AKA protocol introduction
The AKA protocol (AKAP) is an idea, a specification, and a set of smart contracts written for the Ethereum blockchain. It tackles a challenge seen on blockchains related to immutability and how you write code to handle such an environment.
In short the challenge facing blockchain developers is that when they deploy code others depend on, there's no easy upgrade path. The location of the code is tied in with the location of storage, and if you want to upgrade your code you can't easily take this storage with you. Deploying a new version would force everyone who depend on it to change their references, not to mention the pain of repopulating existing data.
Eternal storage is a pattern that AKAP can help you leverage, where the idea is to keep your storage separate from your code.
Eternal storage, code and location
A straight forward and simple Ethereum smart contract would have its storage, code and location all in the same place. The code can write directly to the storage, and both of these are tied to the contract address. There is no way of updating the code or moving the storage to a new location. While this does bring with it many guarantees, many of which we often want to keep, it does not lend itself well to upgradable systems.

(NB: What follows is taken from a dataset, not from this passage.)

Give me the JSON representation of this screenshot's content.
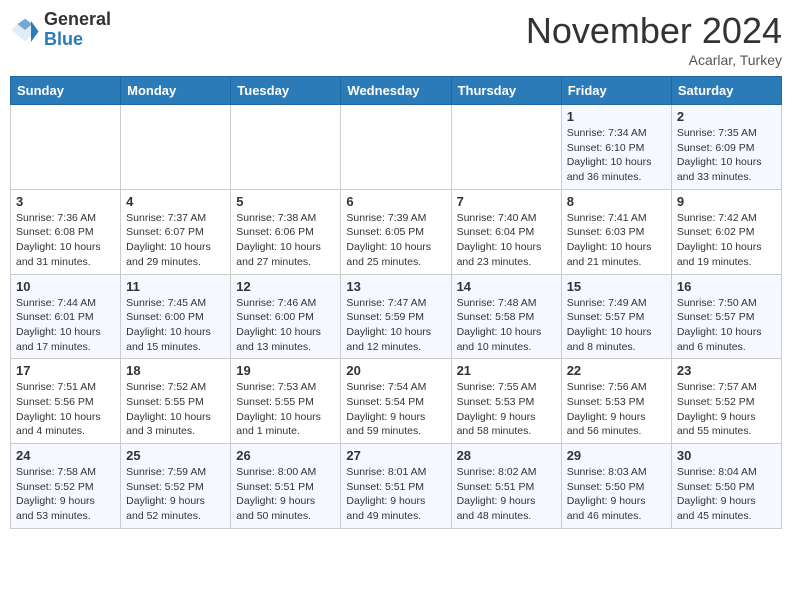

There exists proxy patterns, where the location of the code is abstracted away through a proxy contract. When someone makes a call to the proxy contract it will pass on its storage context to code living on another address. As long as the proxy contract contains a mechanism to update the address we can update the code location. This gives us upgradable code, but storage is still tied to the original proxy location.
What AKAP does is to introduce patterns and mechanisms for externalizing the storage location. We can imagine a relationship between our smart contract code, the storage used, and the location like shown below.
With this we are now free to update our code, change or move our storage, and maintain the location details as we see fit. We'll be exploring the components required and the patterns they enable next.
Reading this documentation
The remainder of this documentation is split into two parts. The first part introduces some of the technical components available as part of AKAP. Thereafter we move on to describing various patterns we can implement with those components.
A general understanding of Ethereum and how to develop and deploy smart contracts on it is expected from the reader.